To their credit, media companies are working hard to define these new content categories and make sure they are labeled clearly so consumers won’t be confused.  Forbes and The Atlantic deserve particular credit for this effort.  And given the pressing need for increased digital advertising revenues, there is no reason to think the push into brand journalism or content marketing will slow anytime soon.

But if you want to experience the crème-de-la-crème of product placement, go to the movies.  I saw Iron Man 3 over the weekend and, due to exposure to what seemed like hundreds of products, some of which barely related to the narrative line, I will have to see the movie again to get a fuller sense of the rise, fall and rise again of these Marvel comic book archetypes.  Or maybe not.

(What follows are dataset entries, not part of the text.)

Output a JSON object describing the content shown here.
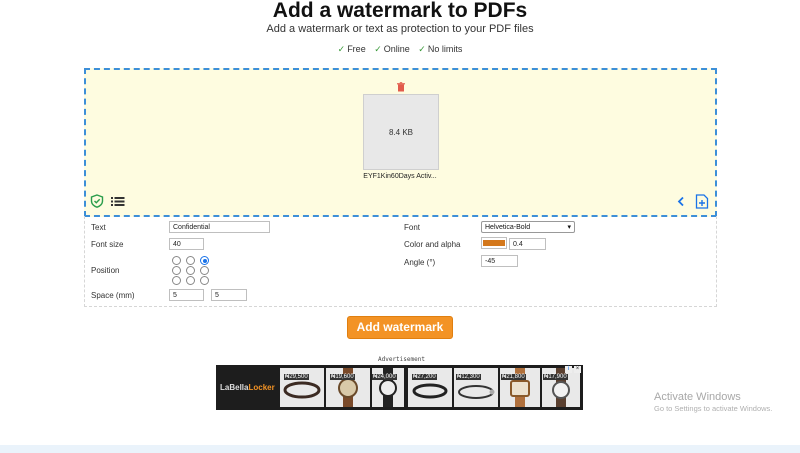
{
  "header": {
    "title": "Add a watermark to PDFs",
    "subtitle": "Add a watermark or text as protection to your PDF files",
    "features": [
      "Free",
      "Online",
      "No limits"
    ]
  },
  "file": {
    "size": "8.4 KB",
    "name": "EYF1Kin60Days Activ..."
  },
  "options": {
    "text_label": "Text",
    "text_value": "Confidential",
    "font_size_label": "Font size",
    "font_size_value": "40",
    "position_label": "Position",
    "position_selected": "top-right",
    "space_label": "Space (mm)",
    "space_x": "5",
    "space_y": "5",
    "font_label": "Font",
    "font_value": "Helvetica-Bold",
    "color_label": "Color and alpha",
    "color_value": "#d4781c",
    "alpha_value": "0.4",
    "angle_label": "Angle (°)",
    "angle_value": "-45"
  },
  "action": {
    "submit_label": "Add watermark"
  },
  "ad": {
    "label": "Advertisement",
    "brand_prefix": "LaBella",
    "brand_accent": "Locker",
    "prices": [
      "₦29,500",
      "₦19,600",
      "₦24,000",
      "₦27,200",
      "₦12,300",
      "₦21,800",
      "₦17,900"
    ]
  },
  "windows_notice": {
    "line1": "Activate Windows",
    "line2": "Go to Settings to activate Windows."
  },
  "colors": {
    "accent": "#f39325",
    "dropzone_bg": "#fefce0",
    "dropzone_border": "#3d8fd8",
    "check_green": "#3a9a3a"
  }
}
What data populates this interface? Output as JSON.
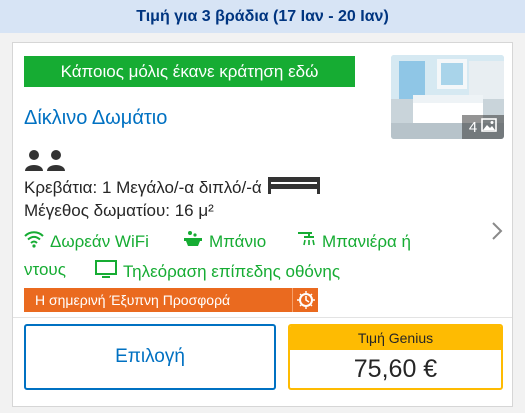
{
  "header": {
    "title": "Τιμή για 3 βράδια (17 Ιαν - 20 Ιαν)"
  },
  "room": {
    "recent_booking": "Κάποιος μόλις έκανε κράτηση εδώ",
    "title": "Δίκλινο Δωμάτιο",
    "photo_count": "4",
    "beds": "Κρεβάτια: 1 Μεγάλο/-α διπλό/-ά",
    "size": "Μέγεθος δωματίου: 16 μ²",
    "amenities": {
      "wifi": "Δωρεάν WiFi",
      "bath": "Μπάνιο",
      "shower": "Μπανιέρα ή",
      "shower_cont": "ντους",
      "tv": "Τηλεόραση επίπεδης οθόνης"
    },
    "deal": "Η σημερινή Έξυπνη Προσφορά"
  },
  "actions": {
    "select_label": "Επιλογή",
    "price_label": "Τιμή Genius",
    "price": "75,60 €"
  },
  "colors": {
    "brand_blue": "#0071c2",
    "header_bg": "#d7e4f5",
    "green": "#16ac33",
    "deal_orange": "#ea6a1f",
    "genius_yellow": "#febb02"
  },
  "icons": [
    "guests-icon",
    "double-bed-icon",
    "wifi-icon",
    "bath-icon",
    "shower-icon",
    "tv-icon",
    "deal-clock-icon",
    "photo-icon",
    "chevron-right-icon"
  ]
}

I recall attending movies as a kid in North London and looking forward to the newsreels, the obligatory pre-roll where we learned of the British Empire’s grace and foresight in giving up large swaths of the African continent.  At my multiplex, the obligatory pre-roll of coming attractions lasted almost thirty minutes, during which we were mainly bombarded with large images of a 67-ounce Coke bottle and that new, partially crushed, bowtie-shaped Budweiser beer can designed primarily for party animals with thin waists.  The bombardment was so focused, intense and relentless that I had to excuse myself and buy an $8 tub of buttered popcorn.

By the time Iron Man 3 showed its face, we were sufficiently schooled in the art of product placement that classical concerns such as the narrative thread and the all-important denouement seemed like yesterday’s news.  That our heroes drive an Audi R8 and S7 should come as no surprise.  Or that they wear Matsuda Eyewear and Aviator glasses and Fred Perry shirts; stay in touch through TCL mobile phones; drink Budweiser; read Forbes magazine; and exploit the technology in a limited edition Dora the Explorer watch.  It is not as if the director decided first on the products to be placed; then built the story around these branded items.

The poet T.S. Eliot reminded us a hundred years ago about the importance of a willing suspension of disbelief.  He was talking about readers immersing themselves in literature, though he might as well have been talking about product placement.  With Eliot in mind, we will accept in Iron Man 3 the branded gardening tools, Bloom’s Special Fertilizer, and the Green Light Fire Ant Control.  We will stay with the poetic logic and assume these products will contribute to the pyrotechnics and the overall quality of the film.  We will accept the presence of the IRB 120, an ABB Industrial Robot.  After all, there’s a lot of heavy stuff to move around in this film, and one more robot will hardly be noticed.  

But we will have to stand tall with those online voices, some mocking in the extreme, who find the placement of the Oracle Exadata Server, including a close-up of the actual server model number, to be decidedly over-the-top.  After all, this product is used for data warehousing and online transaction processing.  It’s not likely to be found in a panel truck in Anywhere, Tennessee.  As products go, this baby is no lightweight placement.

At this point, I can express gratitude that we were not watching this film in China, where they added four minutes to the ending so the producer could drop in a plug for Duo Li Duo, a Chinese milk product from a dairy in Inner Mongolia that apparently gave the Iron Man his power.  Even the People’s Daily, the official Communist Party paper, called the Chinese version pointless.  Perhaps this is also because no one, not even the Communist Party, could believe that our Iron Man hero would go to China for a life-saving medical procedure.  

Now that is over the top!

But I am worried when the one voice of sanity in this product placement circus is the mouthpiece of the Chinese Communist Party.

Perhaps we should feel blessed that a purported movie sex tape of Gwyneth Paltrow/Pepper that was to be broadcast in a fictional Home Depot, in proper product placement mode, courtesy of the villain, with presumably all the appropriate handy tool references, was left on the cutting room floor.   This fan-fiction is courtesy of Complex Media.

Thank goodness the director had the foresight to forego the sex and keep us numbingly amused with wall-to-wall product placements.  At the very least, the movie theater is still safe for our children.